RiderTua.com – Valentino Rossi percaya Pecco Bagnaia punya potensi besar… “Belum banyak yang memahami potensi besar yang dimiliki Pecco. Pecco sangat berbakat, dia bisa melakukan hal-hal brilian dengan motornya. Dia merasa sangat nyaman dengan Ducati dan tim pabrikan. Ducati sangat percaya padanya. Menurut saya, itu adalah kombinasi yang harus saya perhatikan.” Kini Pecco, murid VR46 itu menjadi skuad resmi dan Ducati sangat percaya dengannya.. Sementara itu murid Rossi yang lain, Morbidelli justru kurang dipercaya Yamaha (dengan alasan kondisi krisis saat ini), paling tidak hingga saat ini dia tidak dipersenjatai motor spek resmi. Melihat Pramac, LCR dan Tech3 mendapatkan materi identik dengan tim resmi. Kita lihat saja apakah kondisi ini akan berubah tahun depan? Karena jelas Morbidelli sudah menunjukkan performa apiknya tahun lalu.. Melihat sejarah Rossi dan Yamaha, tentunya komunikasi VR46 dengan pabrikan Jepang itu tak ada masalah.. Karena beberapa hari lalu Franky berujar VR46 yang akan mengurus masa depannya. Tunggu “Ayah Rossi” bicara-bicara dengan Pak Jarvis ya Franky..

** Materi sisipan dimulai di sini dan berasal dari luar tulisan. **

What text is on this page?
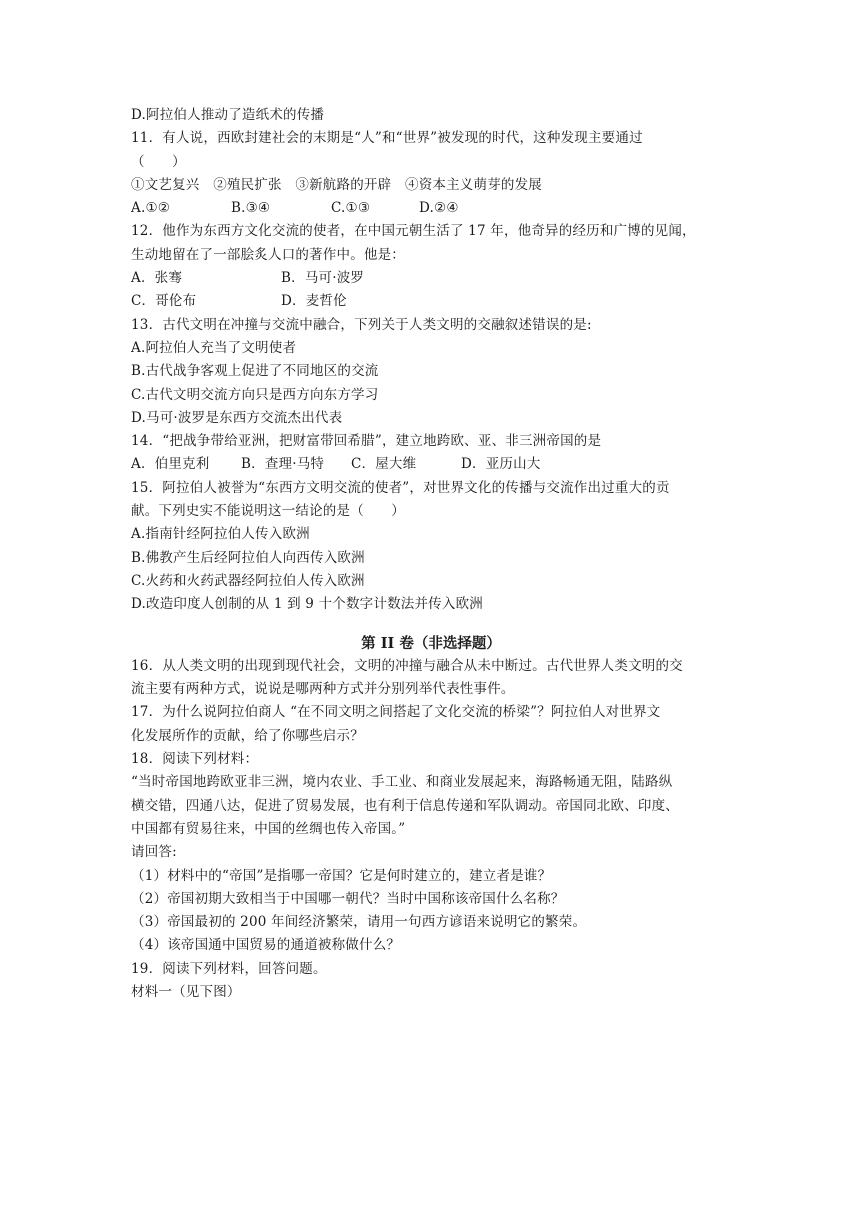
D.阿拉伯人推动了造纸术的传播
11．有人说，西欧封建社会的末期是“人”和“世界”被发现的时代，这种发现主要通过
（　　）
①文艺复兴　②殖民扩张　③新航路的开辟　④资本主义萌芽的发展
A.①②	B.③④	C.①③	D.②④
12．他作为东西方文化交流的使者，在中国元朝生活了 17 年，他奇异的经历和广博的见闻，
生动地留在了一部脍炙人口的著作中。他是：
A．张骞	B．马可·波罗
C．哥伦布	D．麦哲伦
13．古代文明在冲撞与交流中融合，下列关于人类文明的交融叙述错误的是:
A.阿拉伯人充当了文明使者
B.古代战争客观上促进了不同地区的交流
C.古代文明交流方向只是西方向东方学习
D.马可·波罗是东西方交流杰出代表
14．“把战争带给亚洲，把财富带回希腊”，建立地跨欧、亚、非三洲帝国的是
A．伯里克利 B．查理·马特 C．屋大维	D．亚历山大
15．阿拉伯人被誉为“东西方文明交流的使者”，对世界文化的传播与交流作出过重大的贡
献。下列史实不能说明这一结论的是（　　）
A.指南针经阿拉伯人传入欧洲
B.佛教产生后经阿拉伯人向西传入欧洲
C.火药和火药武器经阿拉伯人传入欧洲
D.改造印度人创制的从 1 到 9 十个数字计数法并传入欧洲
第 II 卷（非选择题）
16．从人类文明的出现到现代社会，文明的冲撞与融合从未中断过。古代世界人类文明的交
流主要有两种方式，说说是哪两种方式并分别列举代表性事件。
17．为什么说阿拉伯商人 “在不同文明之间搭起了文化交流的桥梁”？阿拉伯人对世界文
化发展所作的贡献，给了你哪些启示？
18．阅读下列材料：
“当时帝国地跨欧亚非三洲，境内农业、手工业、和商业发展起来，海路畅通无阻，陆路纵
横交错，四通八达，促进了贸易发展，也有利于信息传递和军队调动。帝国同北欧、印度、
中国都有贸易往来，中国的丝绸也传入帝国。”
请回答:
（1）材料中的“帝国”是指哪一帝国？它是何时建立的，建立者是谁？
（2）帝国初期大致相当于中国哪一朝代？当时中国称该帝国什么名称？
（3）帝国最初的 200 年间经济繁荣，请用一句西方谚语来说明它的繁荣。
（4）该帝国通中国贸易的通道被称做什么？
19．阅读下列材料，回答问题。
材料一（见下图）
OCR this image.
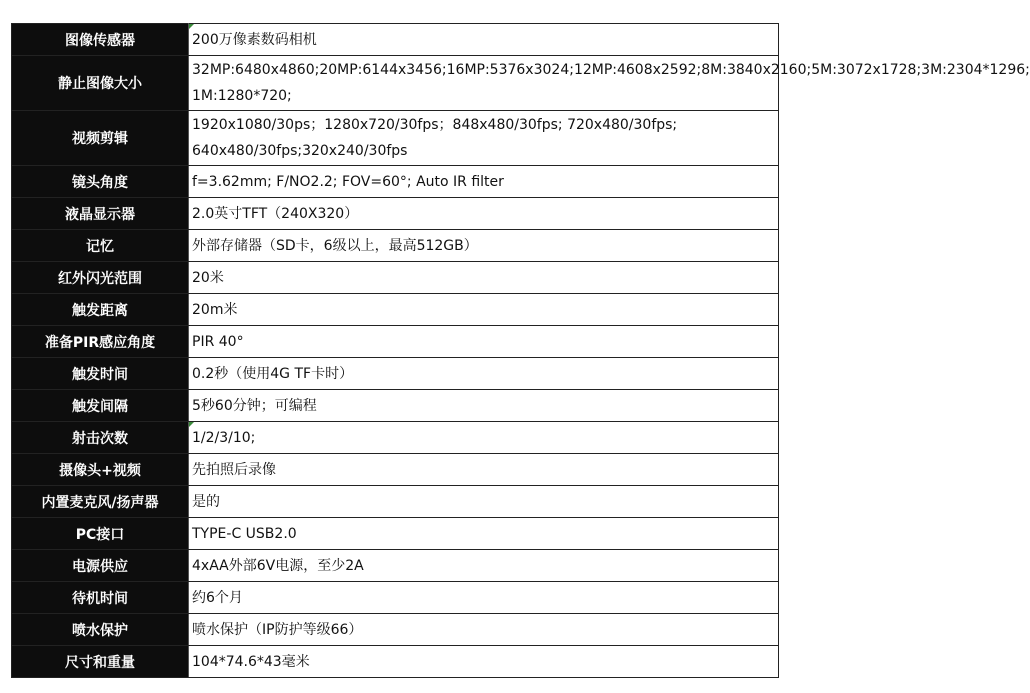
图像传感器	200万像素数码相机
静止图像大小	32MP:6480x4860;20MP:6144x3456;16MP:5376x3024;12MP:4608x2592;8M:3840x2160;5M:3072x1728;3M:2304*1296; 1M:1280*720;
视频剪辑	1920x1080/30ps；1280x720/30fps；848x480/30fps; 720x480/30fps; 640x480/30fps;320x240/30fps
镜头角度	f=3.62mm; F/NO2.2; FOV=60°; Auto IR filter
液晶显示器	2.0英寸TFT（240X320）
记忆	外部存储器（SD卡，6级以上，最高512GB）
红外闪光范围	20米
触发距离	20m米
准备PIR感应角度	PIR 40°
触发时间	0.2秒（使用4G TF卡时）
触发间隔	5秒60分钟；可编程
射击次数	1/2/3/10;
摄像头+视频	先拍照后录像
内置麦克风/扬声器	是的
PC接口	TYPE-C USB2.0
电源供应	4xAA外部6V电源，至少2A
待机时间	约6个月
喷水保护	喷水保护（IP防护等级66）
尺寸和重量	104*74.6*43毫米
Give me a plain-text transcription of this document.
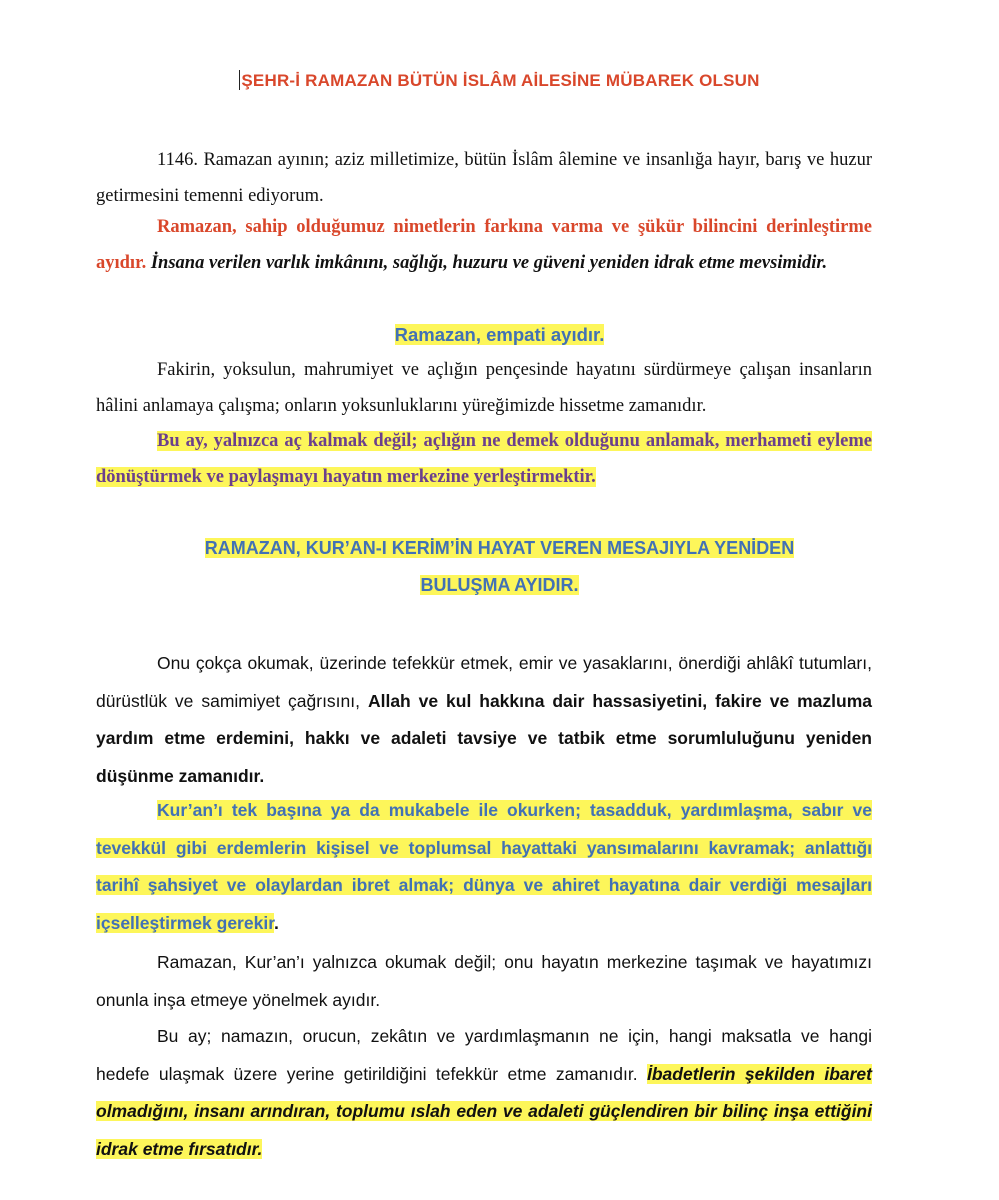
ŞEHR-İ RAMAZAN BÜTÜN İSLÂM AİLESİNE MÜBAREK OLSUN

1146. Ramazan ayının; aziz milletimize, bütün İslâm âlemine ve insanlığa hayır, barış ve huzur getirmesini temenni ediyorum.

Ramazan, sahip olduğumuz nimetlerin farkına varma ve şükür bilincini derinleştirme ayıdır. İnsana verilen varlık imkânını, sağlığı, huzuru ve güveni yeniden idrak etme mevsimidir.

Ramazan, empati ayıdır.

Fakirin, yoksulun, mahrumiyet ve açlığın pençesinde hayatını sürdürmeye çalışan insanların hâlini anlamaya çalışma; onların yoksunluklarını yüreğimizde hissetme zamanıdır.

Bu ay, yalnızca aç kalmak değil; açlığın ne demek olduğunu anlamak, merhameti eyleme dönüştürmek ve paylaşmayı hayatın merkezine yerleştirmektir.

RAMAZAN, KUR’AN-I KERİM’İN HAYAT VEREN MESAJIYLA YENİDEN
BULUŞMA AYIDIR.

Onu çokça okumak, üzerinde tefekkür etmek, emir ve yasaklarını, önerdiği ahlâkî tutumları, dürüstlük ve samimiyet çağrısını, Allah ve kul hakkına dair hassasiyetini, fakire ve mazluma yardım etme erdemini, hakkı ve adaleti tavsiye ve tatbik etme sorumluluğunu yeniden düşünme zamanıdır.

Kur’an’ı tek başına ya da mukabele ile okurken; tasadduk, yardımlaşma, sabır ve tevekkül gibi erdemlerin kişisel ve toplumsal hayattaki yansımalarını kavramak; anlattığı tarihî şahsiyet ve olaylardan ibret almak; dünya ve ahiret hayatına dair verdiği mesajları içselleştirmek gerekir.

Ramazan, Kur’an’ı yalnızca okumak değil; onu hayatın merkezine taşımak ve hayatımızı onunla inşa etmeye yönelmek ayıdır.

Bu ay; namazın, orucun, zekâtın ve yardımlaşmanın ne için, hangi maksatla ve hangi hedefe ulaşmak üzere yerine getirildiğini tefekkür etme zamanıdır. İbadetlerin şekilden ibaret olmadığını, insanı arındıran, toplumu ıslah eden ve adaleti güçlendiren bir bilinç inşa ettiğini idrak etme fırsatıdır.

Anak Didik Valentino Rossi Lebih Dihargai di Ducati Daripada di Yamaha?

Penampilan anak didiknya dari VR46 Academy membuat Valentino tersenyum bangga. Pecco Bagnaia berhasil naik podium setelah finis ke-2. Penampilan pembalap pabrikan Ducati di Portugal sangat luar biasa. Meski Valentino Rossi kecewa setelah gagal finis karena crash di GP Portugal, mentor VR46 Academy itu setidaknya terhibur dengan beberapa penampilan hebat dari anak didiknya di kelas MotoGP. Pecco Bagnaia berhasil naik podium kedua musim ini. Kini pembalap berusia 24 tahun itu naik ke posisi kedua di Kejuaraan Dunia dengan mengoleksi 46 poin. Sementara rekan setim Rossi, Franco Morbidelli finis di tempat ke-4 dan merangsek naik ke peringkat 11 dengan 17 poin.

Valentino Rossi pun dengan bangga memuji performa Frencesco Bagnaia. Dia berkata, “Menurut saya, belum banyak yang memahami potensi besar yang dimiliki Pecco. Pecco sangat berbakat, dia bisa melakukan hal-hal brilian dengan motornya. Dia merasa sangat nyaman dengan Ducati dan tim pabnrikan. Ducati sangat percaya padanya. Menurut saya, itu adalah kombinasi yang harus saya perhatikan.”

“Sayang, catatan waktunya harus dibatalkan karena bendera kuning pada hari Sabtu.  Itulah sebabnya dia harus start dari urutan 11 di grid. Kalau tidak, saya pikir dia bisa bertarung melawan Quartararo untuk merebut kemenangan. Dia kuat, timnya mampu dan motornya sangat kuat. Menurut saya, kita harus mengawasinya tahun ini,” tegas Vale.

“Kami sudah mengenal Franco, tahun lalu dia mampu menunjukkan bahwa dia bisa menang. Dia juga menunjukkan balapan yang sangat bagus pada hari Minggu kemarin. Dia membalap dengan sangat baik,” kata Rossi menggarisbawahi pernyataannya tentang Franco Morbidelli.

Untuk itulah pemenang GP 115 kali itu yakin, “Keduanya siap memenangi balapan, naik podium dan saya juga yakin mereka akan bertarung untuk memperebutkan kejuaraan dunia.”